Roberto Cidade recua em corte na UEA sob pressão, mas mantém R$ 100 milhões bloqueados e enfrenta acusações de ‘pedalada fiscal’

O governador Roberto Cidade (União Brasil) anunciou um recuo estratégico nesta quinta-feira (11) após forte reação política à tentativa de remanejar R$ 100 milhões da Universidade do Estado do Amazonas (UEA) para o Amazonprev. A decisão de tornar sem efeito o Decreto nº 54.200 visa conter a crise de imagem, mas a verba milionária permanece bloqueada.

A manobra contábil do Executivo estadual gerou intensas críticas em Brasília e no cenário local. Senadores como Omar Aziz (PSD), Eduardo Braga (MDB) e Plínio Valério (PSDB) denunciaram o que chamaram de ataque à educação. O ex-prefeito David Almeida (Avante) comparou a ação a um crime de responsabilidade, a chamada ‘pedalada fiscal’.

Em meio à pressão, Cidade justificou a suspensão do decreto como uma forma de evitar ‘narrativas políticas’, mas admitiu que os R$ 100 milhões continuarão contingenciados devido à queda na arrecadação estadual. ‘Os serviços da UEA vão ser mantidos, vão ser executados. O decreto está suspenso e nós vamos contingenciar esses R$ 100 milhões’, declarou o governador.

Governo alega queda na arrecadação para justificar bloqueio

Para fundamentar o congelamento dos recursos, o governador apresentou dados sobre a situação fiscal do estado, citando uma queda de R$ 695 milhões na arrecadação do Amazonas no início do ano. Essa redução nos cofres públicos impacta diretamente setores essenciais, como a educação.

O reitor da UEA, André Zogahib, adotou um tom conciliador, garantindo que o contingenciamento não compromete as operações imediatas, como o pagamento de bolsas e salários. Contudo, admitiu que a universidade precisará ‘apertar o cinto’ em um momento de crise e aguardar a normalização da arrecadação.

Outras medidas geram desgaste na gestão estadual

A tentativa de remanejamento de verbas da educação não é a única frente de desgaste para a gestão de Roberto Cidade. O senador Omar Aziz também criticou a Proposta de Emenda à Constituição (PEC) que visa retirar recursos do Fundo de Apoio às Micro e Pequenas Empresas (FMPES).

Aziz apontou que a medida, que pode chegar a R$ 200 milhões, seria um confisco do dinheiro destinado a micro e pequenos empresários. ‘Tira do pequeno e do médio empresário’, criticou o senador, destacando a sequência de decretos que afetam fundos estratégicos.

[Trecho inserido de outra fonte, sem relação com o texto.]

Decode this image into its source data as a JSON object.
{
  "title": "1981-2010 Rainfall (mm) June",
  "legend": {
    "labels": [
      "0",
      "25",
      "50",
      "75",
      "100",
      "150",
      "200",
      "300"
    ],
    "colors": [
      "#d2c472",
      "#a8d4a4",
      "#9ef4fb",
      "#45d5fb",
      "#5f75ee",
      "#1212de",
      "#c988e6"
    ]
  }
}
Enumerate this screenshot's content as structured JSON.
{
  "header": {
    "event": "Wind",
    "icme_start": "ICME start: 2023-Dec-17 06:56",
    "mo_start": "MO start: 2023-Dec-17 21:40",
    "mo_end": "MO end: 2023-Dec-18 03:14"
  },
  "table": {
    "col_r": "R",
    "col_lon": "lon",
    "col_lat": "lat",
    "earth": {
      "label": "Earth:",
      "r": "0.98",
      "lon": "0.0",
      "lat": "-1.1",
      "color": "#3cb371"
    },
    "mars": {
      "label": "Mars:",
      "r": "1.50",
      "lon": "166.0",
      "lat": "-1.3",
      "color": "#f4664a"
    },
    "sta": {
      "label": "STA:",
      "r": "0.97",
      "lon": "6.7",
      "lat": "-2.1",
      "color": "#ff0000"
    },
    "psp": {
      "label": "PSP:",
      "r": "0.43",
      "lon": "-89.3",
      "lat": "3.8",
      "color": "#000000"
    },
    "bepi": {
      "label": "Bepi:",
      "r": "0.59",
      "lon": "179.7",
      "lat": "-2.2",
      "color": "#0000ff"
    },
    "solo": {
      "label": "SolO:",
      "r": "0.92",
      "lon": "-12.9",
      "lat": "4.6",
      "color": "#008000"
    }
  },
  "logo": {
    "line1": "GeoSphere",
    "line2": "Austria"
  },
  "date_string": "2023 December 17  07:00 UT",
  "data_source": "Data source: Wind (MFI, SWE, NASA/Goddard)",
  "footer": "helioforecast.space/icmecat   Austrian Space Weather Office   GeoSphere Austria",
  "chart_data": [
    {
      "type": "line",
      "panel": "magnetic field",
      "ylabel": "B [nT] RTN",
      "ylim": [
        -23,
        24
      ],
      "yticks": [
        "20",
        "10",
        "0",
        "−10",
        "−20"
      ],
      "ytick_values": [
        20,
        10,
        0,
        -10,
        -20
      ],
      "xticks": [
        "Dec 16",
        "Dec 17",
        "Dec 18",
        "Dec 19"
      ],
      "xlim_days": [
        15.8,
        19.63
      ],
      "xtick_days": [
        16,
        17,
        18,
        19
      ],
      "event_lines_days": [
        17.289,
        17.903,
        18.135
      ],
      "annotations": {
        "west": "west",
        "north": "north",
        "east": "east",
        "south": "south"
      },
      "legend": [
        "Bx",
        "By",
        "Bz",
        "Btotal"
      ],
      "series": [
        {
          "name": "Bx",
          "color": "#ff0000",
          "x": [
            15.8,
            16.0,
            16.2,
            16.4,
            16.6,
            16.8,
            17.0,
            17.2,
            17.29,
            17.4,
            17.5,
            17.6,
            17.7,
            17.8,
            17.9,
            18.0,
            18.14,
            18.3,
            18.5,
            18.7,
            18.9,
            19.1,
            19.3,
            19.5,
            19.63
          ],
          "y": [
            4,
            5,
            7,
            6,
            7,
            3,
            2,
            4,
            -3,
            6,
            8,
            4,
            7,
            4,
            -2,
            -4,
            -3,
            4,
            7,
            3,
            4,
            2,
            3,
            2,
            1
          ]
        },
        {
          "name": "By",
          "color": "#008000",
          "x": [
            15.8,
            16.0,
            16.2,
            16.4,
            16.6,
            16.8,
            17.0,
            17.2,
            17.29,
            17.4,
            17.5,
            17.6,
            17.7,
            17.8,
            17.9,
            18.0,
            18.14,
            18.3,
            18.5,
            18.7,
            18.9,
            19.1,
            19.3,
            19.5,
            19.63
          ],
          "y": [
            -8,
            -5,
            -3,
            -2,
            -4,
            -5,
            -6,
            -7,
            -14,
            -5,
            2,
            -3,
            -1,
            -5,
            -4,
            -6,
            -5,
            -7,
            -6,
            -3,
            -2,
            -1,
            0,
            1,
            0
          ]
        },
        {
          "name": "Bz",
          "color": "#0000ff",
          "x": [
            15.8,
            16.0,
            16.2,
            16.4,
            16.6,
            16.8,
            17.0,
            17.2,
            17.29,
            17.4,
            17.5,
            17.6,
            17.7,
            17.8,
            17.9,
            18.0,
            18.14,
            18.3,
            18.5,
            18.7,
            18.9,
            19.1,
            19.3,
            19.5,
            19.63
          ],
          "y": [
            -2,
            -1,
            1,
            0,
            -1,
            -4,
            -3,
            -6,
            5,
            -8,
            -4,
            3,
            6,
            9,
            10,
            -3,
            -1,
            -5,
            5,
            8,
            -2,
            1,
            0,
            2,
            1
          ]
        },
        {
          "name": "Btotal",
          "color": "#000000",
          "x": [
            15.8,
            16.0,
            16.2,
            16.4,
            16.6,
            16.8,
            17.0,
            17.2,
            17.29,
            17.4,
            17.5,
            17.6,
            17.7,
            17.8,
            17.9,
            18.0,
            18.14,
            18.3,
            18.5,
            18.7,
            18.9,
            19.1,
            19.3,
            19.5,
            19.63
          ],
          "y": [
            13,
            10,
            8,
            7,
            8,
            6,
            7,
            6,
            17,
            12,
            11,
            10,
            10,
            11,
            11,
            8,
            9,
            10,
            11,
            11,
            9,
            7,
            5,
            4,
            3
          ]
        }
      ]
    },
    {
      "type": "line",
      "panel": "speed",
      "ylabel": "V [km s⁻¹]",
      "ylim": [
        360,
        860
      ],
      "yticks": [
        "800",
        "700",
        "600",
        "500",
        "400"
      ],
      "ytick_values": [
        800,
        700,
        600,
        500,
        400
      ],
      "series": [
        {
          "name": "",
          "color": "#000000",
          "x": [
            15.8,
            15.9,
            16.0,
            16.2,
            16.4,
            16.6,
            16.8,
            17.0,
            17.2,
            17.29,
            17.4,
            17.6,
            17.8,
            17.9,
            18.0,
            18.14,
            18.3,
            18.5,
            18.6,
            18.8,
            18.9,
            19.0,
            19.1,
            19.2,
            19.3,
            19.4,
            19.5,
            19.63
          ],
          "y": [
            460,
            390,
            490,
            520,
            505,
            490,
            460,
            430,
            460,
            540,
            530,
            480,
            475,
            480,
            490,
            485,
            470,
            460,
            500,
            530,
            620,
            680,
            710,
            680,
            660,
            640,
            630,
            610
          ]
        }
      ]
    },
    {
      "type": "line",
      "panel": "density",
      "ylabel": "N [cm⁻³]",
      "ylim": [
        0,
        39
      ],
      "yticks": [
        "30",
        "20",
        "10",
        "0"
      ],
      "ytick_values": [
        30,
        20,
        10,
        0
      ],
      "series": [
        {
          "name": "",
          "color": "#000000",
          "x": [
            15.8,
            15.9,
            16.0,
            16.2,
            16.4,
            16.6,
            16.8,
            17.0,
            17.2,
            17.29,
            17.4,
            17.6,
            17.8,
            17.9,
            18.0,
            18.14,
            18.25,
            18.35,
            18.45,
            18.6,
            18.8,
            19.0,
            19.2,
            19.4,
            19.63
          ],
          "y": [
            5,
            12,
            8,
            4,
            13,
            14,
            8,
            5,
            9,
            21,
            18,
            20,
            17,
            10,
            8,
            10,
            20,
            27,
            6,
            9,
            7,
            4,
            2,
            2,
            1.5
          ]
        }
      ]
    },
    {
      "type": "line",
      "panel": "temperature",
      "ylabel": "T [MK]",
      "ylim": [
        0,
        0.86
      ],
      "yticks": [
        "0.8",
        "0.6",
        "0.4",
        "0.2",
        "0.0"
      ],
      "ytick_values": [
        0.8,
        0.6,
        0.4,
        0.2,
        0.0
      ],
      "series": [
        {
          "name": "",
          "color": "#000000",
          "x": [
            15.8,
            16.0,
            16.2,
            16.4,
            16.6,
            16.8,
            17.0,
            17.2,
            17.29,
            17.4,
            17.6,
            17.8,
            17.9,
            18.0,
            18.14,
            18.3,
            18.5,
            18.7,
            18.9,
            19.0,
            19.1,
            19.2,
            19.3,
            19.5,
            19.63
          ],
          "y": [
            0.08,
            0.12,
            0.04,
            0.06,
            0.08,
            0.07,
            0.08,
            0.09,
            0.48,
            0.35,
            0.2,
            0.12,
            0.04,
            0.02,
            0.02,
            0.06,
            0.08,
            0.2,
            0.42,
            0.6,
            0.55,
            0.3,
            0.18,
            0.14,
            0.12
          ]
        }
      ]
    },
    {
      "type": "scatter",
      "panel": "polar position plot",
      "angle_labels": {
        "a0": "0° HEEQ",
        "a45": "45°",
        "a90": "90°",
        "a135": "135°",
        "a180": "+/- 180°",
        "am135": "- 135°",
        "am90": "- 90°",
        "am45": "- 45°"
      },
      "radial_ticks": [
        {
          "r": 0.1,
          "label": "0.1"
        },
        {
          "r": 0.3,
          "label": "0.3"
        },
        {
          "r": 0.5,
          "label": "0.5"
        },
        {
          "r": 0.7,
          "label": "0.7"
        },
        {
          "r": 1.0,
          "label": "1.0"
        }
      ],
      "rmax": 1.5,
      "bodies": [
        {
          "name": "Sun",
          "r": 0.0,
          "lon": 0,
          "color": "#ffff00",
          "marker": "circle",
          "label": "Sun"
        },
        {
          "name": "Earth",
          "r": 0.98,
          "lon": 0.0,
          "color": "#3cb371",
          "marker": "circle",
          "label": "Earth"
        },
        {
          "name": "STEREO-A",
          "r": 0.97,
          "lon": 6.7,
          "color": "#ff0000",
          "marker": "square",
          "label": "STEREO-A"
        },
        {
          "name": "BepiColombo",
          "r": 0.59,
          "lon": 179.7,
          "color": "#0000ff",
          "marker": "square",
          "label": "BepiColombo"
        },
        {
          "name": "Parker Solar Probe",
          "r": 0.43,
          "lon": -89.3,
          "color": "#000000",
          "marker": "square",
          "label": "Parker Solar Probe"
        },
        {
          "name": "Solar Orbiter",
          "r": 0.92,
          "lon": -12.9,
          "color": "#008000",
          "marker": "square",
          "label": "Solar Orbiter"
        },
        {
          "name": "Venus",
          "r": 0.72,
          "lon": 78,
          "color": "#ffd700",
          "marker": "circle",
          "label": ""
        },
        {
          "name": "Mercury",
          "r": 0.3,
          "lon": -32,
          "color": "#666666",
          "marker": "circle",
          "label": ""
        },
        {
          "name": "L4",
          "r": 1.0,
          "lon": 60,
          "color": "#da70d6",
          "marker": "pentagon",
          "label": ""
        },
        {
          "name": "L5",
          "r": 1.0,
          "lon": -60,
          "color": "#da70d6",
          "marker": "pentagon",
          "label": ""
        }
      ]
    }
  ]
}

Cidade minimiza impacto e garante continuidade de programas

O governador Roberto Cidade buscou minimizar o impacto da retirada de fundos do FMPES, alegando que o fundo possui R$ 200 milhões ‘parados’ e que o uso de parte desse valor para despesas essenciais do governo não prejudicaria os empréstimos aos microempreendedores. A presidente da Agência de Fomento do Estado do Amazonas (Afeam), Cristina Coelho da Silva, endossou o discurso, garantindo a continuidade das operações de microcrédito.

Apesar das garantias, a série de medidas revela um governo em dificuldades financeiras, que busca recursos em setores estratégicos como educação e fomento econômico para manter a máquina pública funcionando em um ano eleitoral. A situação reflete um sufoco fiscal da atual gestão, que se vê obrigada a tomar decisões impopulares para equilibrar as contas.